Ma valeva veramente la pena, e per stabilire questo bastarono poche picconate, per portare alla luce ciò che si celava sotto la cenere e la pomice di Santorini erano i resti di una civiltà ben strutturata e ingegnosamente abile.
I suoi membri vivevano in una sorta di paradiso idilliaco, e questo li aiutò a sprigionare grandi verve di energia creativa, talento artistico e gusto sofisticato.

Durante l’età del bronzo, gli abitanti dell’isola godettero di uno standard di vita e di benessere invidiato ancora oggi da molte comunità moderne, o comunque raggiunto solo nel corso degli ultimi tre secoli.
In quest’isola inondata dal sole, gli abitanti di Thera si costruirono case alte ed eleganti, con stanze ben proporzionate, e adornate con esempi fantastici della creatività pitturale dell’epoca.
La loro piccola patria era un punto cruciale per i traffici marittimi dell’Egeo, e, per generazioni, godettero di una prosperità senza eguali, dovuta ai numerosi scambi commerciali che intrattenevano con i mercanti che ivi sbarcavano e con le terre che le loro navi raggiungevano.
Man mano che i lavori procedevano ci si accorgeva di essere dinanzi a qualcosa di straordinario.
Non ci volle molto per affermare che la città era stata una località di spicco.
Chiunque avesse avuto la fortuna di sbarcare a Thera in quell’epoca felice, sarebbe rimasto impressionato dalla fila di imponenti edifici che si ergevano sulla costa.
Grandi case con solide fondamenta e architravi in legno si erigevano su due, tre o forse anche quattro piani, utilizzate de singole famiglie o da assembramenti popolari.
Per la sua densità abitativa e per il numero di edifici, Thera avrebbe ben figurato a cospetto dei maggiori porti di mare europei del periodo medioevale.
Disegno di Francesco Corni

Le case si districavano su un labirinto di vie e vialetti, ognuna di loro munita di solide porte e scale, con ampie finestre che davano luce ed aria a stanze di grandi dimensioni.
L’arredamento, in legno, era di squisita fattura, come si è potuto concludere dai calchi in gesso rilevati dalle forme impresse nella coltre di cenere vulcanica, unica traccia dopo che il legno era oramai deteriorato da tempo.

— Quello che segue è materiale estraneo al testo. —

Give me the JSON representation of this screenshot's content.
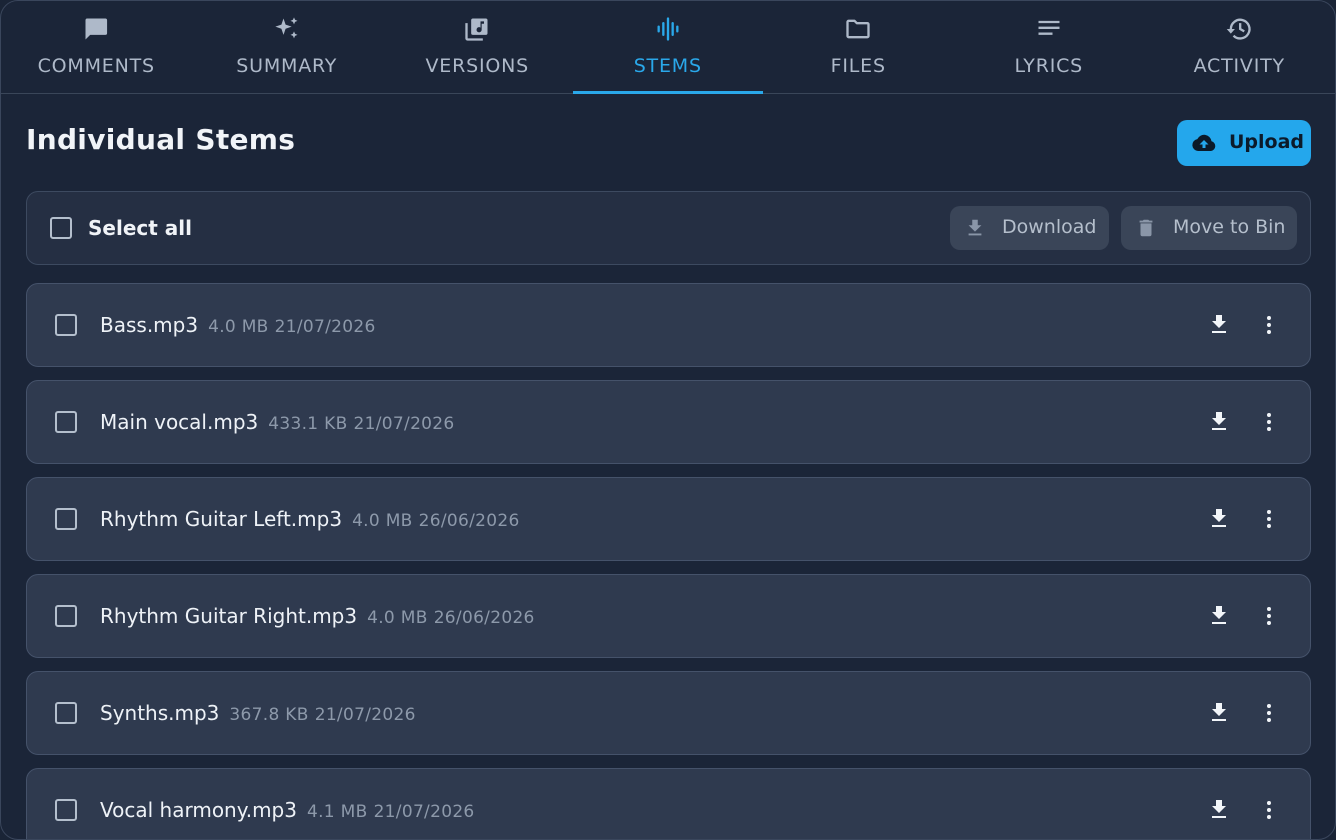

Nelle case erano presenti affreschi che rappresentavano episodi di vita marinara, lunghi viaggi, donne della lunghe vesti drappeggiate, dal seno nudo e da sfavillanti gioielli.
Gli affreschi che rappresentavano scene di vita naturale erano caratterizzati da una costante presenza di animali oggigiorno non più esistenti sull’isola, come antilopi, scimmie, rondini o da piante come papiri e gigli.

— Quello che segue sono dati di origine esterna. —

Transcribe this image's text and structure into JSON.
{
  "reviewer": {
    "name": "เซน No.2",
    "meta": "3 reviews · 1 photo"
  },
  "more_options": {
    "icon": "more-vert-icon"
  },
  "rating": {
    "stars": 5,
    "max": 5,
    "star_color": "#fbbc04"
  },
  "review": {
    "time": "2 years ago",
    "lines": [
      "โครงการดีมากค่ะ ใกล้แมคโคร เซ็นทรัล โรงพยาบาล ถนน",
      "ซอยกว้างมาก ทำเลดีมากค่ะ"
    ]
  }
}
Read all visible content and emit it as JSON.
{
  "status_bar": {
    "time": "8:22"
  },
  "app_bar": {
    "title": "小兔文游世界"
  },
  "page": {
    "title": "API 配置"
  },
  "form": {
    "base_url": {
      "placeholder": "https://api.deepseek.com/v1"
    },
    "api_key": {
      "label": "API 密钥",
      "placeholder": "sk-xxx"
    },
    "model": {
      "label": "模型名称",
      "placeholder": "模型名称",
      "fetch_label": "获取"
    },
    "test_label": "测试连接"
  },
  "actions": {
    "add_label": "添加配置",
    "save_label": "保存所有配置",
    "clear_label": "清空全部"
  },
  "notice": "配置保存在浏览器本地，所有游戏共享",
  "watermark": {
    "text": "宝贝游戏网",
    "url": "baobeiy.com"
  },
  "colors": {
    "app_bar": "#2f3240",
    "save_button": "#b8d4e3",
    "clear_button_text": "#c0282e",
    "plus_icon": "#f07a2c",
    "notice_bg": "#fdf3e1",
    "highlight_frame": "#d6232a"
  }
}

Quando venne trovata la prima casa così riccamente decorata si pensò subito che essa appartenesse a qualche nobile, ma poi ci si accorse, ben presto, che questo rappresentava non un optional ma un qualcosa di serie nelle abitazioni di Thera.
Ma il popolo di quest’isola aveva anche il buon gusto per le cose belle e la pulizia.
Le case erano, infatti, dotate di bagni con vasche in terra cotta e toilette in pietra che un tempo dovevano avere l’asse in legno.
Le toilette venivano ritrovate sempre al secondo piano degli edifici, ed erano collegate, mediante tubi in argilla incassati tra le spesse pareti, ad una sofisticata rete fognaria comunale che correva sotto le strade!
Sembra che quindi i minoici abbiano anticipato quest’invenzione di almeno una trentina di secoli!!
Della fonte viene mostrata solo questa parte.